An excerpt from
With A Woman’s Voice: A Writer’s Struggle for Emotional Freedom
In my dining room there is a beautiful bowl of purple glass. I bought it in Venice the first time I went there with Rudy, my second husband. Because of how perfectly it symbolizes Italy, that bowl made me love it at first sight. Its thick glass is amethyst in color but frosted on the outside with a thin, splotchy white-gray crusting that makes it look rugged and weathered like a mountain misted with ash. Near the middle of its sloping sides a crude river of darker purple suggests molten lava or deep cool water varying wildly in breadth. Beckoning one, as it seems, to richness buried or swirling through space, that river refutes fragility.
In sunlight these blended purples evoke a multitude of reflections: of beautiful old Italy with its mists, mountains, and chapel-studded countryside; of how deeply in love I was at the time, and of the man who has since shattered and vanished from my life. I still remember leaving St. Domenico with him early that August morning to catch our flight home from Milan. Looking up at the mountain lit by a single star in the fading night sky, we found its peak already white with the first snow.

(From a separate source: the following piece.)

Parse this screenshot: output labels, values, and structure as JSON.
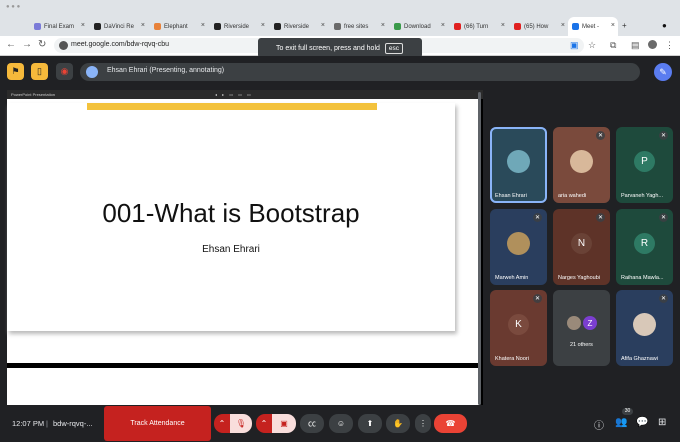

I felt terribly sad that dawn because our trip was nearly finished and I feared the relationship might be, too. Recently I’ve been sadder still.
But beyond that memory, this bowl embodies feelings that I was once denied but have come to recognize as the very essence of my being: conflict, choice, and struggling between the two; the strain to discern clarity from confusion and to bear the inextricableness of beauty and brutality, strength and delicacy, sweetness and sadness.
Today when I focus on these feelings, in my habit of striving for self-understanding, I never know what will happen. Sometimes there is nostalgia for the sweetness of feeling loved best of all by Father. Or Rudy. Sometimes there’s aching sadness from knowing the impossibility of such wishes. Surprising images and, occasionally, brainstorms, can come to mind; whereas once I didn’t dare to be so open. Because then I was afraid to see—the truth, perhaps, or some forgotten pain. But growing older has weathered me in a way that’s no longer burdened by apprehension. It allows me to look and look and to occasionally have the delicious experience of seeing for the first time something remarkable that’s always been there. I do this with everything now—dreams, music, patients, works of art, and friends, as well as self. I call this being alive.